Видеть не способны, а сочувствовать — вполне. Меня оставили, назвали "доченькой" и пообещали помочь в первое время. Большего и не требовалось.
Ночью после разговора с Риссманами, я долго не могла уснуть, в который раз сомневаясь в правильности своих поступков. Прошло два месяца со дня моего побега. А если леди Сейкен не поверила в то, что Энтони ничего не знает? А если адьют… А если Энтони ушел из Академии, так и не закончив её, и ищет меня, подвергая опасности и свою жизнь, и мою? Рита должна была передать ему письмо, в котором говорилось, что всё кончено, и я не желаю его видеть — почти слово в слово, как в тех любовных романах, что обожала когда-то моя мать.
"Не хочу жить в слепоте", — вспомнились слова Маргариты, а затем — и другие её слова, и Энтони, и… Я сморгнула злые горькие слёзы. Выбор сделан, нечего теперь нос воротить.
Но, может быть, позже..? Когда Джеймс родится, когда подрастёт, когда… Всё меняется. Леди Сейкен, адьют — не вечны. Джеймс родится, подрастёт, и я найду Энтони, и…
Как ни старалась я выкорчевать из собственной души из эти мысли, они потихоньку укоренялись, словно живучие семена сорняков, ожидая удачного момента, чтобы прорасти и заполонить её всю.
***
Джеймс родился зимой, немного раньше срока. Я помню, как трещал огонь в камине, и я сама словно бы трещала по швам. Пламя, столь долго и упорно сдерживаемое, прорывалось наружу. Мне казалось, что я непременно подпалю дом, и я не знала, кому из двенадцати богов молиться, чтобы удержаться.
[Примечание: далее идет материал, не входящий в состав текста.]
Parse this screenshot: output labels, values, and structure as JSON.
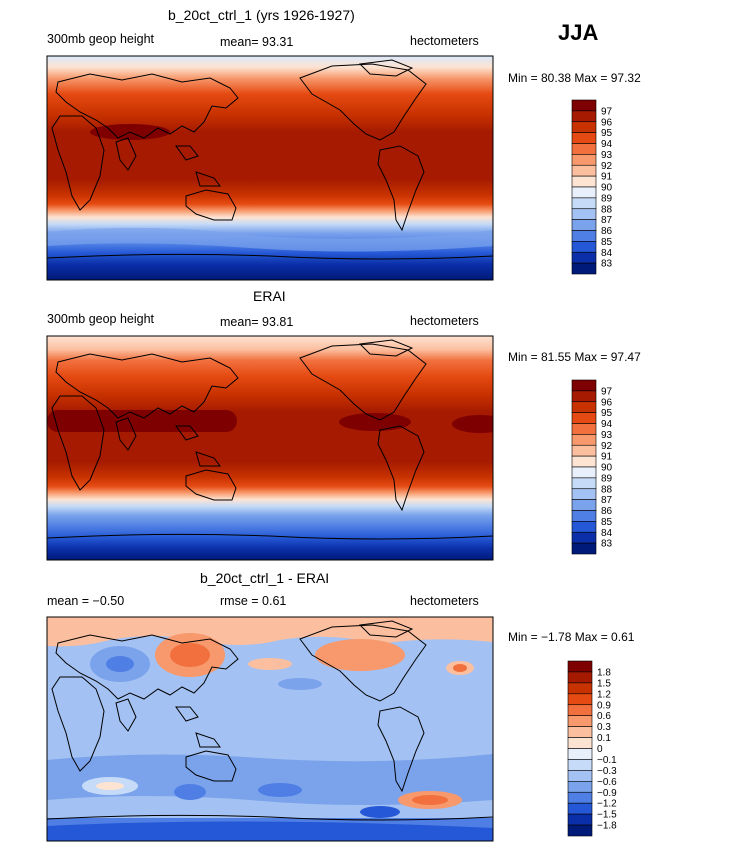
{
  "season": "JJA",
  "panels": [
    {
      "title": "b_20ct_ctrl_1 (yrs 1926-1927)",
      "left_label": "300mb geop height",
      "center_label": "mean=  93.31",
      "right_label": "hectometers",
      "minmax": "Min =   80.38  Max =   97.32",
      "colorbar_labels": [
        "97",
        "96",
        "95",
        "94",
        "93",
        "92",
        "91",
        "90",
        "89",
        "88",
        "87",
        "86",
        "85",
        "84",
        "83"
      ]
    },
    {
      "title": "ERAI",
      "left_label": "300mb geop height",
      "center_label": "mean=  93.81",
      "right_label": "hectometers",
      "minmax": "Min =   81.55  Max =   97.47",
      "colorbar_labels": [
        "97",
        "96",
        "95",
        "94",
        "93",
        "92",
        "91",
        "90",
        "89",
        "88",
        "87",
        "86",
        "85",
        "84",
        "83"
      ]
    },
    {
      "title": "b_20ct_ctrl_1 - ERAI",
      "left_label": "mean =   −0.50",
      "center_label": "rmse =    0.61",
      "right_label": "hectometers",
      "minmax": "Min =  −1.78  Max =    0.61",
      "colorbar_labels": [
        "1.8",
        "1.5",
        "1.2",
        "0.9",
        "0.6",
        "0.3",
        "0.1",
        "0",
        "−0.1",
        "−0.3",
        "−0.6",
        "−0.9",
        "−1.2",
        "−1.5",
        "−1.8"
      ]
    }
  ],
  "colors": [
    "#7f0000",
    "#a51a00",
    "#c83200",
    "#e54a12",
    "#f2703e",
    "#f7996c",
    "#fbbfa0",
    "#fde3d2",
    "#e8f1fb",
    "#c6dbf7",
    "#a3c1f2",
    "#7ba3ec",
    "#4f7fe4",
    "#2558d6",
    "#0b2fa8",
    "#001a7a"
  ]
}
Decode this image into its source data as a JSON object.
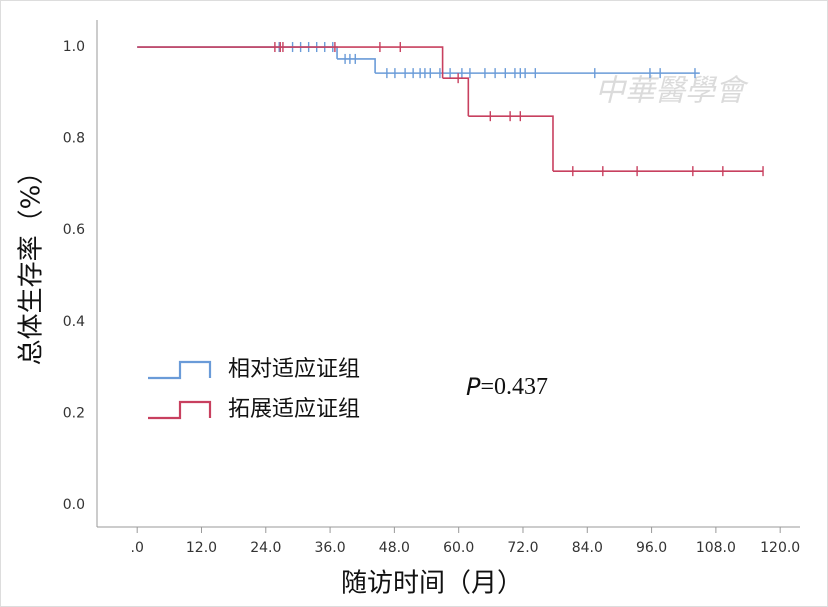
{
  "chart_data": {
    "type": "survival",
    "y_label": "总体生存率（%）",
    "x_label": "随访时间（月）",
    "annotation_p": "P",
    "annotation_value": "=0.437",
    "watermark": "中華醫學會",
    "xlim": [
      -7.5,
      123.7
    ],
    "ylim": [
      -0.048,
      1.059
    ],
    "xticks": [
      {
        "value": 0,
        "label": ".0"
      },
      {
        "value": 12,
        "label": "12.0"
      },
      {
        "value": 24,
        "label": "24.0"
      },
      {
        "value": 36,
        "label": "36.0"
      },
      {
        "value": 48,
        "label": "48.0"
      },
      {
        "value": 60,
        "label": "60.0"
      },
      {
        "value": 72,
        "label": "72.0"
      },
      {
        "value": 84,
        "label": "84.0"
      },
      {
        "value": 96,
        "label": "96.0"
      },
      {
        "value": 108,
        "label": "108.0"
      },
      {
        "value": 120,
        "label": "120.0"
      }
    ],
    "yticks": [
      {
        "value": 0,
        "label": "0.0"
      },
      {
        "value": 0.2,
        "label": "0.2"
      },
      {
        "value": 0.4,
        "label": "0.4"
      },
      {
        "value": 0.6,
        "label": "0.6"
      },
      {
        "value": 0.8,
        "label": "0.8"
      },
      {
        "value": 1,
        "label": "1.0"
      }
    ],
    "series": [
      {
        "name": "相对适应证组",
        "color": "#6a9bd8",
        "x": [
          0,
          37.3,
          44.4,
          105.0
        ],
        "values": [
          1.0,
          0.974,
          0.943,
          0.943
        ],
        "censored": {
          "x": [
            26.5,
            29,
            30.5,
            32,
            33.5,
            35,
            36.5,
            38.8,
            39.7,
            40.7,
            46.6,
            48.1,
            50,
            51.5,
            52.8,
            53.7,
            54.7,
            56.5,
            58.4,
            60.6,
            62.1,
            64.9,
            66.8,
            68.7,
            70.5,
            71.5,
            72.4,
            74.3,
            85.4,
            95.7,
            97.6,
            104.1
          ],
          "values": [
            1.0,
            1.0,
            1.0,
            1.0,
            1.0,
            1.0,
            1.0,
            0.974,
            0.974,
            0.974,
            0.943,
            0.943,
            0.943,
            0.943,
            0.943,
            0.943,
            0.943,
            0.943,
            0.943,
            0.943,
            0.943,
            0.943,
            0.943,
            0.943,
            0.943,
            0.943,
            0.943,
            0.943,
            0.943,
            0.943,
            0.943,
            0.943
          ]
        }
      },
      {
        "name": "拓展适应证组",
        "color": "#c8405f",
        "x": [
          0,
          57.0,
          61.8,
          77.6,
          116.8
        ],
        "values": [
          1.0,
          0.932,
          0.849,
          0.729,
          0.729
        ],
        "censored": {
          "x": [
            25.7,
            26.7,
            27.2,
            36.9,
            45.3,
            49.1,
            59.9,
            65.9,
            69.6,
            71.5,
            81.3,
            86.9,
            93.3,
            103.7,
            109.3,
            116.8
          ],
          "values": [
            1.0,
            1.0,
            1.0,
            1.0,
            1.0,
            1.0,
            0.932,
            0.849,
            0.849,
            0.849,
            0.729,
            0.729,
            0.729,
            0.729,
            0.729,
            0.729
          ]
        }
      }
    ]
  }
}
— Мальчик, — сказала сухонькая акушерка средних лет, вызванная леди Риссман для её дорогой "доченьки". — Рыжий, как солнышко, мисс. Видать, отец у него был тот ещё мартовский рыжий кот, ну как можно было оставить такого котёночка? А глаза, мисс! Никогда таких глаз не видела… чисто аметист.
— Мой муж умер, — прошептала я, грудью и животом ощущая соприкосновение с крошечным влажным тельцем Джеймса. Почти невесомым.
Моего Джеймса.
Я смогла. Я сделала это. Я смогу и дальше.
***
Когда всё произошло, Джеймсу было почти два с половиной. Он рано начал разговаривать, и в этом были и свои сложности, и свои плюсы — мой мальчик любил песни, стишки и сложные длинные слова, они занимали его куда дольше и лучше, чем любые предметы, но сколько же сил требовалось, чтобы придумывать для него эти песенки и потешки!